The first operation is called is called Endolymphatic sac surgery. The sac, into which fluid from the inner chamber of the ear drains, is exposed and opened. About two thirds of the patients who have this surgery seem to get better and the complication rate is ex­tremely low. The risk of hearing loss is very small.

The second operation, called a vestibular nerve section, has a high success rate but is the most complex. During the procedure, the surgeon will cut the vestibular nerve, which carries the bal­ance signal from the inner ear to the brain. The hearing nerve is exposed, but not cut, with the goal of preserving hearing. The success rate for eliminating dizzy spells using this procedure is about 95%. Be­cause the balance nerve is cut, patients are usually quite dizzy for a period of days or weeks following surgery. Gradually, the balance system on the other side compen­sates and the dizziness disappears.

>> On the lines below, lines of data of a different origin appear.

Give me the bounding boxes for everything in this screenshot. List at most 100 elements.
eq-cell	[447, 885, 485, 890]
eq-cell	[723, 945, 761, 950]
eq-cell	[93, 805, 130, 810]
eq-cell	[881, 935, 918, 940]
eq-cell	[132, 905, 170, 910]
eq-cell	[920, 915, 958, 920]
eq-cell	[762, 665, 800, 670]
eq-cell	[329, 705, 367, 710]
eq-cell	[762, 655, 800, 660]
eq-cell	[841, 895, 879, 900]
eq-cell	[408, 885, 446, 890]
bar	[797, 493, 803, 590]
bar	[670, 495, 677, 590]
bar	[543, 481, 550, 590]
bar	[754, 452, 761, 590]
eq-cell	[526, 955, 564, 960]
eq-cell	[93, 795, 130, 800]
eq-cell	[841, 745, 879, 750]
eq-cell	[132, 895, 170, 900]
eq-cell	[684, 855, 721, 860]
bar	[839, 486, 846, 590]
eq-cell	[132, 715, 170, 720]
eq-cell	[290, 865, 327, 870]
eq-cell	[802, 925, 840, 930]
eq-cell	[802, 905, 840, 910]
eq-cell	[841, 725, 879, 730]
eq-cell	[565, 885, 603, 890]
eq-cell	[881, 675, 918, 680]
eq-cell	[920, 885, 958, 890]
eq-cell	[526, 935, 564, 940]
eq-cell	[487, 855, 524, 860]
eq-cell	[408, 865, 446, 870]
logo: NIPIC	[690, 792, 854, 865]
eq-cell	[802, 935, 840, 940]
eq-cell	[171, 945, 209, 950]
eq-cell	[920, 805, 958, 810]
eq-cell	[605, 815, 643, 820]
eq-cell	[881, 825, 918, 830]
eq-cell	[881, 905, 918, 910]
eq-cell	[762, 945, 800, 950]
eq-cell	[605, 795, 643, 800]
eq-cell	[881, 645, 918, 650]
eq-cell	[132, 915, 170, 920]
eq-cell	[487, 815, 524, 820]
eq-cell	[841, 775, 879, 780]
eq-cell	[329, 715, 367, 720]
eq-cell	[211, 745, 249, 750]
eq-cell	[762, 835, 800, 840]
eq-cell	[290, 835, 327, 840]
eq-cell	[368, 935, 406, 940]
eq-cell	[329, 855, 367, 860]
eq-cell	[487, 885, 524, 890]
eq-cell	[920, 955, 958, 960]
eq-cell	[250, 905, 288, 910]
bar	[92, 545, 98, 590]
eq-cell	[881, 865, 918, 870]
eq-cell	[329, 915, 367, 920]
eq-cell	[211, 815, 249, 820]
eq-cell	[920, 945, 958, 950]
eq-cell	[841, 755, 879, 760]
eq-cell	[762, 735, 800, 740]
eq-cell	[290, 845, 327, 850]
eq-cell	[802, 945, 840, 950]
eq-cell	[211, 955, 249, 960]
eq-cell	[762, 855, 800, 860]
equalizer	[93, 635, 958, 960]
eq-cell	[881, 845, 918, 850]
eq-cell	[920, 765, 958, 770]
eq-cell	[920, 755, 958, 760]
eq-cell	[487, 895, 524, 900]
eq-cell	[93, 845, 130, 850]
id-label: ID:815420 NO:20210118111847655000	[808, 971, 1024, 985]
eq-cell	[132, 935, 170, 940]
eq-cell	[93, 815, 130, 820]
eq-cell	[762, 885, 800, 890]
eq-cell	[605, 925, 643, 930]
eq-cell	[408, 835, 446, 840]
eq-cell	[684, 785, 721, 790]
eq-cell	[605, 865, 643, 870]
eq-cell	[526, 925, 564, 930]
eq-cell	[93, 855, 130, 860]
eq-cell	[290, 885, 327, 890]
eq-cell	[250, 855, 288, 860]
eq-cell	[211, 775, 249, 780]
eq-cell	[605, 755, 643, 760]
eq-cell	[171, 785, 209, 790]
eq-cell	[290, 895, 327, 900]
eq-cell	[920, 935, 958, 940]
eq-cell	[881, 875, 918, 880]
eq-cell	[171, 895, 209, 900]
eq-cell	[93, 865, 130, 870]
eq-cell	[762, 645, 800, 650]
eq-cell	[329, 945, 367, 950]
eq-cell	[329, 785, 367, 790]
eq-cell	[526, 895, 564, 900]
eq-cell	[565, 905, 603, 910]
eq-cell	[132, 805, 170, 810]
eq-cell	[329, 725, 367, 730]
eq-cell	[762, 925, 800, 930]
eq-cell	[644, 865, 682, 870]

This is a picture of the balance nerve as it is cut during surgery. The balance nerve retracts when sectioned, leaving the hearing nerve exposed beneath.







The third operation to control dizziness from Meniere's Disease has a 98% suc­cess rate, but guarantees a total loss of hearing in the affected ear. The procedure is called a labyrinthectomy and is best for patients who have little or no hearing left in the affected ear. During the procedure, all of the membranes of the inner ear are removed. Like patients who have under­gone vestibular nerve sections, labyrinth­ectomy patients are usually dizzy for a period of days or weeks until the other side and the brain compensate.

Intratympanic gentamicin therapy is an office procedure. In this procedure an antibiotic solution that is toxic to the vestibular hair cells (the balance receptor cells) is injected into the middle ear. It is an outpatient procedure and is effective in controlling the vertigo associated with Meniere’s disease. The rate of hearing loss associated with the procedure is higher than an endolymphatic sac operation but the control of vertigo appears to be better.

In summary, Meniere's Disease is a disor­der of the inner ear that produces epi­sodes of vertigo and progressive nerve deafness. A thorough examination by a qualified ear, nose, and throat specialist is needed to make the diagnosis and ex­clude other treatable or dangerous causes of these symptoms.



  • No smoking: Patients must abstain from tobacco totally. Nicotine is toxic to the inner ear and continued use may render all treatments listed below ineffective.
  • Low sodium (low salt) diet: To decrease the amount of fluid in the inner ear, patients are placed on a low sodium diet. This means no additional salt in cooking or at the table.
  • Diuretic: A diuretic is advisable to decrease the body's sodium and water content, but some diuretics decrease potassium excessively. To prevent this, patients should eat potassium-rich foods every day. Good sources of potassium are salt substitutes, orange juice, bananas, dried fruits, raisins, cantaloupe, nectarines, winter squash, navy beans, potatoes, and salt-free peanuts. Occasionally, severe weakness and "flulike" symptoms may be caused by potassium loss. It is important for patients with these symptoms to be checked promptly by a physician.
  • No caffeine: Caffeine products (for example, coffee, tea, cola beverages, and chocolate) should not be used by patients with Meniere's. Numerous patients have reported attacks within minutes of caffeine use. Decaffeinated products are fine.
  • Stress avoidance: Episodes of Meniere's frequently occur at times of severe stress and fatigue or immediately following such episodes. Patients should try to avoid situations that produce undue stress. At times, professional counseling is necessary to help patients with stressful problems.
  • Watch for food allergy: In certain patients, episodes of Meniere's are caused by specific foods (for example, chocolate, red wine, wheat, beer, shellfish, and milk products). While this is uncommon, it is desirable to keep a list of foods ingested at the meal preceding each episode to see if any particular food is consistently present.